SUNGKEM


Hi teman-teman. Kabar baik kan? Alhamdulillah... Sudah makan? Sudah sholat jama’ah? Sudah ngaji? Nggak ada yang ngingetin ya? Ciaaan... Sana, cari! Kwkwkwk. Sabar-sabar, masih ada alarm HP kok. Haha

Sudah-sudah. Jadi, Shaffa kali ini mau cerita tentang pondok pesantren yang pernah saya tinggali selama 3 tahun pada masa SMA. Sebelumnya, apa sih yang terlintas di pikiran kalian mendengar kata pesantren? Penjara suci. Kyai. Bu Nyai. Santri. Ngaji. Kumuh. Antri. Jama’ah. Terus, lagi-lagi? Kitab kuning. Roan. Takzir. Daaan masih banyak lagi. Namun, yang langsung terlintas di benak saya adalah ; SUSAH PULAAANGG. Hahahaha. Resiko sih. Dimana-mana kalau mondok emang harus nginep, ikut peraturan, ikut kegiatan, nggak boleh absen. Ya jelas susah pulang. Udah tau begitu kenapa dulu saya mondok ya? Padahal pikirannya pinginnya pulaaang melulu. Kwk

Pondok Pesantren Salafiyah Putra Putri Al-Huda. Nama pesantren tempat saya nyantri kala itu. Diasuh oleh Abah Kyai H. Ahmad Shodaqoh Zarkasyi. Kyai paling sepuh yang masih hidup kala itu. Katanya. Meskipun Abah kemana-mana selalu diatas kursi roda, tapi beliau terlihat sehat, kuat, semangat, dan sangat disiplin. Namun Allah sudah tidak sabar lagi memanggil Abah, sehingga beliau meninggal pada tahun 2016 lalu setelah saya boyong. Allahummaghfirlahu warhamhu wa’afihi wa’fuanhu. Saya sangat bersyukur dulu masih di kasih kesempatan untuk belajar langsung kepada beliau. Alhamdulillah.
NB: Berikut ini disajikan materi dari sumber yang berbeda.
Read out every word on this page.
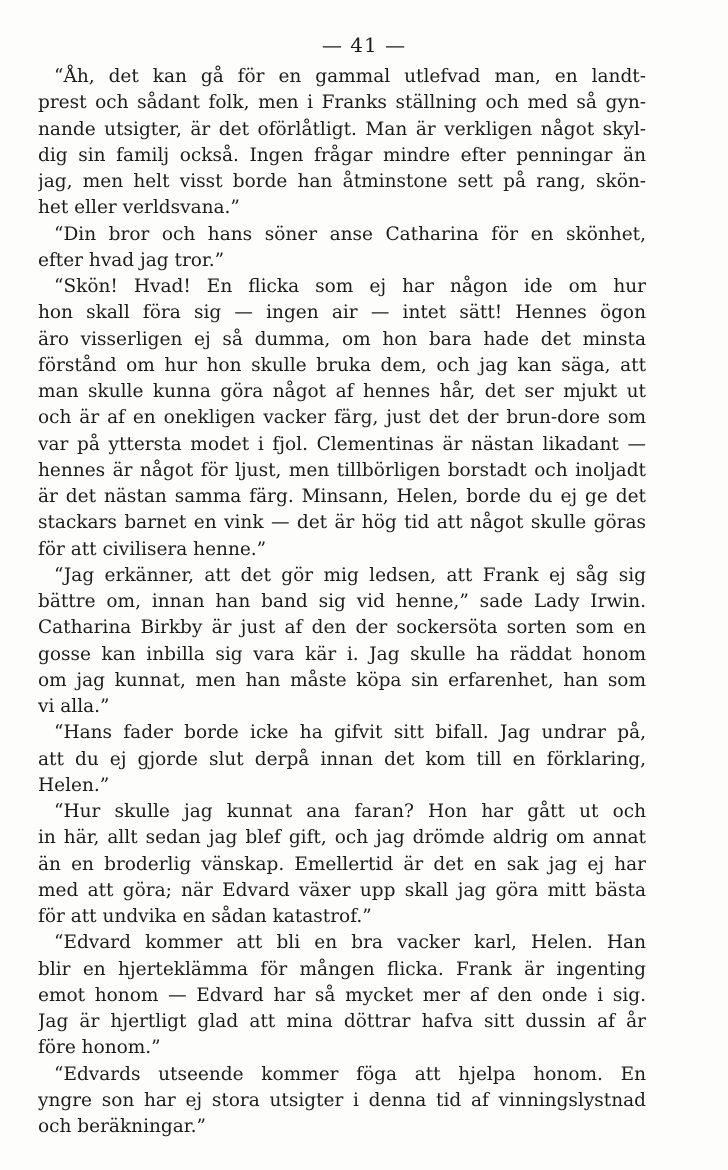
— 41 —
“Åh, det kan gå för en gammal utlefvad man, en landt-
prest och sådant folk, men i Franks ställning och med så gyn-
nande utsigter, är det oförlåtligt. Man är verkligen något skyl-
dig sin familj också. Ingen frågar mindre efter penningar än
jag, men helt visst borde han åtminstone sett på rang, skön-
het eller verldsvana.”
“Din bror och hans söner anse Catharina för en skönhet,
efter hvad jag tror.”
“Skön! Hvad! En flicka som ej har någon ide om hur
hon skall föra sig — ingen air — intet sätt! Hennes ögon
äro visserligen ej så dumma, om hon bara hade det minsta
förstånd om hur hon skulle bruka dem, och jag kan säga, att
man skulle kunna göra något af hennes hår, det ser mjukt ut
och är af en onekligen vacker färg, just det der brun-dore som
var på yttersta modet i fjol. Clementinas är nästan likadant —
hennes är något för ljust, men tillbörligen borstadt och inoljadt
är det nästan samma färg. Minsann, Helen, borde du ej ge det
stackars barnet en vink — det är hög tid att något skulle göras
för att civilisera henne.”
“Jag erkänner, att det gör mig ledsen, att Frank ej såg sig
bättre om, innan han band sig vid henne,” sade Lady Irwin.
Catharina Birkby är just af den der sockersöta sorten som en
gosse kan inbilla sig vara kär i. Jag skulle ha räddat honom
om jag kunnat, men han måste köpa sin erfarenhet, han som
vi alla.”
“Hans fader borde icke ha gifvit sitt bifall. Jag undrar på,
att du ej gjorde slut derpå innan det kom till en förklaring,
Helen.”
“Hur skulle jag kunnat ana faran? Hon har gått ut och
in här, allt sedan jag blef gift, och jag drömde aldrig om annat
än en broderlig vänskap. Emellertid är det en sak jag ej har
med att göra; när Edvard växer upp skall jag göra mitt bästa
för att undvika en sådan katastrof.”
“Edvard kommer att bli en bra vacker karl, Helen. Han
blir en hjerteklämma för mången flicka. Frank är ingenting
emot honom — Edvard har så mycket mer af den onde i sig.
Jag är hjertligt glad att mina döttrar hafva sitt dussin af år
före honom.”
“Edvards utseende kommer föga att hjelpa honom. En
yngre son har ej stora utsigter i denna tid af vinningslystnad
och beräkningar.”
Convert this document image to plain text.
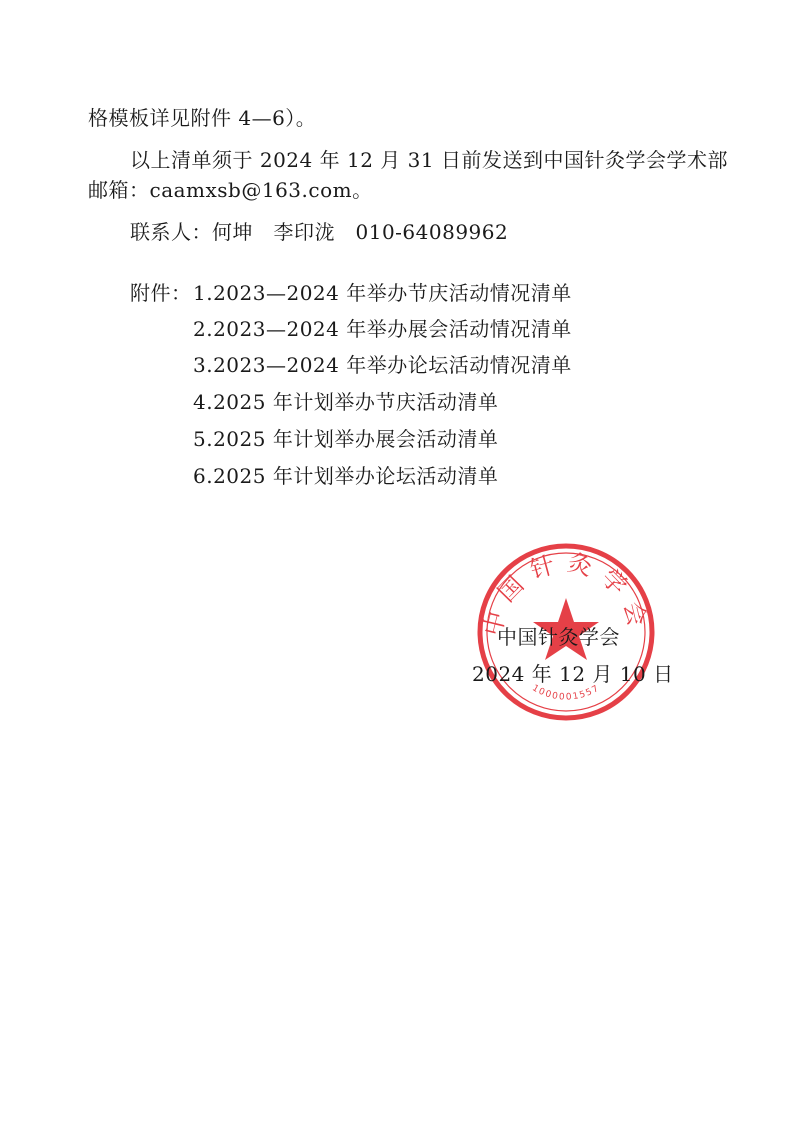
格模板详见附件 4—6）。
以上清单须于 2024 年 12 月 31 日前发送到中国针灸学会学术部
邮箱：caamxsb@163.com。
联系人：何坤　李印泷　010-64089962
附件： 1.2023—2024 年举办节庆活动情况清单
2.2023—2024 年举办展会活动情况清单
3.2023—2024 年举办论坛活动情况清单
4.2025 年计划举办节庆活动清单
5.2025 年计划举办展会活动清单
6.2025 年计划举办论坛活动清单
中国针灸学会
1000001557
中国针灸学会
2024 年 12 月 10 日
Jujur, saya bingung mau cerita apa. Terlalu banyak yang berkesan. Kalian yang pernah nyantri pasti paham. Hehe. Mungkin bisa diawali dari hal yang mebuat hati saya selalu berdebar-debar, berdegup kencang, bikin jantung kadang rasanya mau copot saking gugup, grogi atau mungkin takut. Bukan jatuh cinta lo ini gaes. Haha. Tapi perasaan yang muncul tiap kali menghadap Abah. Haha. Asal kalian tahu, Abah suaranya kenceng pol, kalau teriak bisa seluruh ndalem, pondok putra, pondok putri dan tetangga dengar. Apalagi saya dulu sempat diamanahi menjadi ketua pondok putri. Mau nggak mau jadi sering berurusan dengan keluarga ndalem, apalagi Abah. Awalnya tertekan sekali, nggak sanggup, mau mati rasanya. Tapi lama kelamaan saking terbiasa dimarahi, diteriaki, yaa biasa aja. Jadi sering deh dijadiin tameng sama temen-temen lain kalau ngadepin Abah. Padahal kan saya tetep aja gemeteran.

Nah, ada momen dimana mau nggak mau seluruh santri secara personal harus berhadapan dengan Abah setiap tahun. Yaitu sungkeman setiap hari raya Idul Fitri. Biasanya sih santri putri nggak bakalan berani kalau menghadap beliau sendirian. Biar ada temennya deg-deg an. Haha. Waktu itu ketika saya hendak sungkem, Abah sedang berbaring di kasur depan TV. Dengan menggunakan mukena atasan saya dan beberapa teman mendekati abah dengan berjalan menggunakan lutut. Anggap saja menunjukkan andhap asornya santri dengan gurunya. Setelah dekat dengan tempat Abah tiduran, saya dan teman-teman suka saling dorong-dorong, siapa yang mau duluan. Apalagi dengan respon Abah yang hanya ngelihatain kami, diam saja dan tetap berbaring. Duuh, bikin tambah kaku suasananya. Apalagi lihat ada sapu, penggaruk punggung, dan pecut di samping Abah yang selalu dibawa kemana-mana. Paham banget kami kalau kadang itu semua buat mukul.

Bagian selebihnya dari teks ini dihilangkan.